3. Membranaktor nach Anspruch 1 oder 2, dadurch gekennzeichnet, dass wenigstens einer der Wandbereiche (8) mindestens eine in den Randabschnitt (4) der Membran (3) eingedrückte Sicke (27) aufweist.
4. Membranaktor nach einem der Ansprüche 1 bis 3, dadurch gekennzeichnet, dass der Grundkörper (2) insgesamt ein einstückiges Bauteil ist.
5. Membranaktor nach einem der Ansprüche 1 bis 4, dadurch gekennzeichnet, dass der Grundkörper (2) aus Metall besteht.
6. Membranaktor nach einem der Ansprüche 1 bis 5, dadurch gekennzeichnet, dass der Grundkörper (2) platten- oder scheibenförmig ausgebildet ist.
7. Membranaktor nach Anspruch 6, dadurch gekennzeichnet, dass der Befestigungsabschnitt (5) vom umlaufenden Randbereich des Grundkörpers (2) gebildet ist.
8. Membranaktor nach einem der Ansprüche 1 bis 7, dadurch gekennzeichnet, dass der Befestigungsabschnitt (5) einen U- förmigen Querschnitt hat, wobei die Öffnung der Befestigungsvertiefung (6) radial nach innen weist.
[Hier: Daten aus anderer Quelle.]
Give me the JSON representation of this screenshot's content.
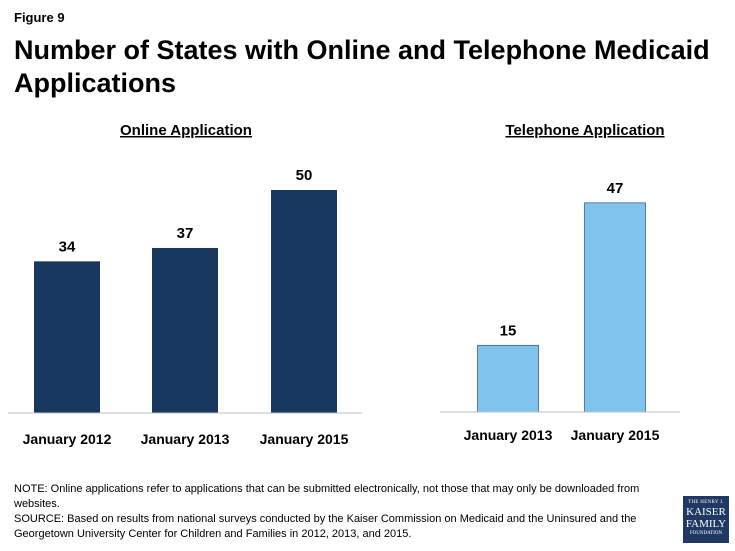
{
  "figure_label": "Figure 9",
  "title": "Number of States with Online and Telephone Medicaid Applications",
  "notes": {
    "note": "NOTE: Online applications  refer to applications that can be submitted electronically, not those that may only be downloaded from websites.",
    "source": "SOURCE: Based on results from national surveys conducted by the Kaiser Commission on Medicaid and the Uninsured and the Georgetown University Center for Children and Families in 2012, 2013, and 2015."
  },
  "logo": {
    "line1": "THE HENRY J.",
    "line2": "KAISER",
    "line3": "FAMILY",
    "line4": "FOUNDATION"
  },
  "colors": {
    "online": "#17375e",
    "telephone": "#7ec4ec",
    "axis": "#bfbfbf"
  },
  "chart_data": [
    {
      "type": "bar",
      "title": "Online Application",
      "categories": [
        "January 2012",
        "January 2013",
        "January 2015"
      ],
      "values": [
        34,
        37,
        50
      ],
      "ylim": [
        0,
        50
      ],
      "grid": false,
      "legend": "none"
    },
    {
      "type": "bar",
      "title": "Telephone Application",
      "categories": [
        "January 2013",
        "January 2015"
      ],
      "values": [
        15,
        47
      ],
      "ylim": [
        0,
        47
      ],
      "grid": false,
      "legend": "none"
    }
  ]
}
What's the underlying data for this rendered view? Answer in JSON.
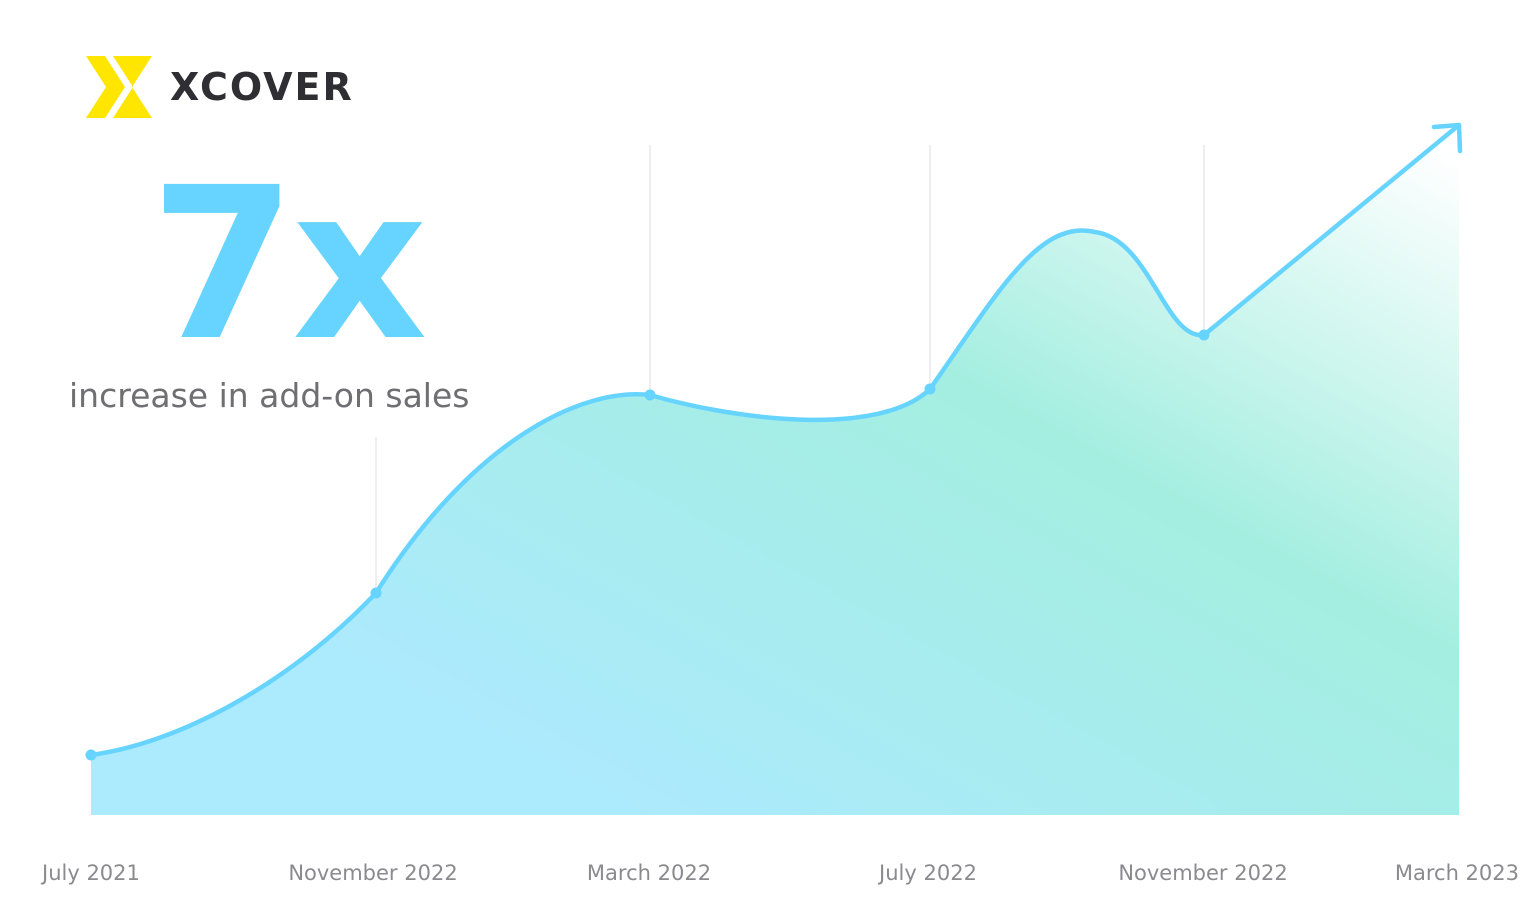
{
  "brand": {
    "name": "XCOVER",
    "icon": "xcover-x-logo-icon",
    "accent": "#FFE600"
  },
  "headline": {
    "value": "7x",
    "caption": "increase in add-on sales"
  },
  "colors": {
    "line": "#66D4FF",
    "fill_start": "#ACEAFD",
    "fill_mid": "#A3EEE0",
    "fill_end": "#FFFFFF",
    "text": "#6E6E73",
    "headline": "#66D4FF"
  },
  "chart_data": {
    "type": "area",
    "title": "",
    "xlabel": "",
    "ylabel": "",
    "categories": [
      "July 2021",
      "November 2022",
      "March 2022",
      "July 2022",
      "November 2022",
      "March 2023"
    ],
    "series": [
      {
        "values": [
          1.0,
          3.7,
          7.0,
          7.1,
          8.0,
          11.5
        ]
      }
    ],
    "ylim": [
      0,
      12
    ],
    "grid": "vertical",
    "legend": "none",
    "annotations": [
      "arrow at end of line pointing up-right"
    ]
  }
}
9. Membranaktor nach einem der Ansprüche 1 bis 8, dadurch gekennzeichnet, dass die Membran (3) einen Membrankörper (17) aus gummielastischem Material aufweist.
10. Membranaktor nach einem der Ansprüche 1 bis 9, dadurch gekennzeichnet, dass die Membran (3) einen Zentralbereich (18) hat und ausgehend von dem Zentralbereich (18) zum außen liegenden Randabschnitt (4) hin wellenförmig strukturiert ist.
11. Membranaktor nach Anspruch 10, dadurch gekennzeichnet, dass konzentrisch um den Zentralbereich (18) herum Verstärkungsgurte (24) in den Membrankörper (17) der Membran (3) eingebettet sind.
12. Membranaktor nach Anspruch 11 in Verbindung mit Anspruch 10, dadurch gekennzeichnet, dass die Verstärkungsgurte (24) in den Berg- und/oder Talbereichen (22, 23) der Membranwellen platziert sind.
13. Membranaktor nach Anspruch 11 oder 12, dadurch gekennzeichnet, dass die Verstärkungsgurte faserartig ausgebildet sind.